L. Davezies s’inquiète, non sans raison évidemment, du fait que l’atténuation des effets sociaux de la crise économique ouverte à la fin des « Trente Glorieuses » ait reposé depuis le début des années 1980 sur les emplois publics et sur la redistribution territoriale des revenus liés aux aides sociales et au système de retraite par répartition. De fait, si les aides sociales diminuent,  si  les retraites se font aussi tardives que minuscules,  si de nouveaux emplois publics ne peuvent  plus être créés ou si ceux qui existaient disparaissent, les territoires déjà les plus en difficulté vont connaître des heures particulièrement sombres, et l’avenir de la France non marchande dynamique devient lui-même fort incertain.

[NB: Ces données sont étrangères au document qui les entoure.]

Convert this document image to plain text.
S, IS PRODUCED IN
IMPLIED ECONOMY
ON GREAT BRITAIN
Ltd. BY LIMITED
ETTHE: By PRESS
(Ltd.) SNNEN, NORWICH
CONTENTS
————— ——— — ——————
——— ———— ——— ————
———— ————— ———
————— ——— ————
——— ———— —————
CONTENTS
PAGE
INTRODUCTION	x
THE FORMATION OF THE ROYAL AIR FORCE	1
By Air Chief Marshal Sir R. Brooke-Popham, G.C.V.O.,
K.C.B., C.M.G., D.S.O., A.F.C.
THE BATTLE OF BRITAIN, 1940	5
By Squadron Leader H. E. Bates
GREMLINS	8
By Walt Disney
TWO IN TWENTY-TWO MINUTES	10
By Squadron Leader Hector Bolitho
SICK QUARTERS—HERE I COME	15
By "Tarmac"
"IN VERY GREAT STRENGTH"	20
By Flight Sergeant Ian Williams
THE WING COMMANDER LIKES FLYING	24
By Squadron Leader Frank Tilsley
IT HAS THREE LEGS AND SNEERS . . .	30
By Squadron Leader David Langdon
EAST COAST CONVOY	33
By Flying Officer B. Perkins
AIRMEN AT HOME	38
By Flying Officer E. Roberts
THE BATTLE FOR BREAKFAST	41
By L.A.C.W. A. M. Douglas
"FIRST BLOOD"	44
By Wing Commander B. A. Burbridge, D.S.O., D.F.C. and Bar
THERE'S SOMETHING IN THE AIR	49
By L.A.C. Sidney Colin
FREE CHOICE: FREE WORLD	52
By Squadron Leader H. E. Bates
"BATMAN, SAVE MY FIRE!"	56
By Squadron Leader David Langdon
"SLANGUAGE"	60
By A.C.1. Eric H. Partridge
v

Il laisse quand même un peu d’espoir à cette dernière dans la mesure où elle semble, par certains côtés, avoir développé des potentialités autonomes de développement.

La thèse de L. Davezies ne manque pas de pertinence, mais  il n’est cependant  sans doute pas le premier à se rendre compte que l’espace métropolitain connait une insertion fort différentiée dans la mondialisation, que l’État-Providence y joue un rôle intégrateur, que la crise financière de ce dernier risque de ne pas améliorer la situation. Cependant, je suis ressorti fort énervé de cette lecture.

Premièrement, avec un tel modèle qui insiste (à raison) sur l’importance de la redistribution étatique (via les emplois publics et les revenus de transfert) pour la santé des territoires et aussi sur les caractéristiques hétérogènes de ces mêmes territoires en matière d’insertion dans le marché mondial, il m’a paru extrêmement choquant que la question de la France d’outre-mer ne soit même pas évoquée. Elle se pose pourtant, et, dans des termes sans doute semblables à ceux utilisés dans l’ouvrage lui-même. Si  l’on admet le modèle de l’auteur selon lequel ce sont les grandes métropoles (Paris, Lyon, Lille, etc.) qui vont tirer la croissance française dans les années à venir, force est de supposer que la France d’outre-mer sera dans une situation particulièrement dégradée de ce point de vue. Lorsqu’on publie un ouvrage d’inspiration géographique dans une collection intitulée « La République des idées », il serait bon de ne pas oublier que la République française ne se réduit pas à la métropole ou à l’hexagone selon le terme que l’on préférera.

Deuxièmement, en dehors d’une mise en garde et d’un diagnostic lugubre, que suggère l’économiste et géographe? Il constate (là encore à juste titre) que la mobilité des individus dans l’espace français demeure, surtout pour les personnes les moins qualifiées, une mobilité de proximité : on quitte sa petite ville industrielle en crise pour la ville moyenne d’à côté en déclin un peu moins prononcé. Les obstacles à la mobilité sont indiqués (par exemple les coûts des transactions immobilières, la saturation du marché locatif dans les métropoles, etc.), et quelques remèdes sont proposés, mais tout cela m’a paru bien prudent. Surtout,  comme le montre sa conclusion, il décrit une sorte de trade-off territorial en cours : si la France veut profiter de la mondialisation, elle doit s’appuyer sur ses métropoles – et, en pratique, ne pas charger d’impôts et de taxes les acteurs économiques modernes qui y opèrent. Laissez-y « les Pigeons » s’envoler, Messieurs les gouvernants! Mais, si l’Etat-Providence au sens large devient incapable de redistribuer, cela signifie pour de vastes parties du territoire un désastre social  encore inédit . L. Davezies en semble lui-même un peu effrayé et suggère simplement qu’une partie au moins de la France délaissée par les bonnes fées de la mondialisation s’efforce de devenir  marchande.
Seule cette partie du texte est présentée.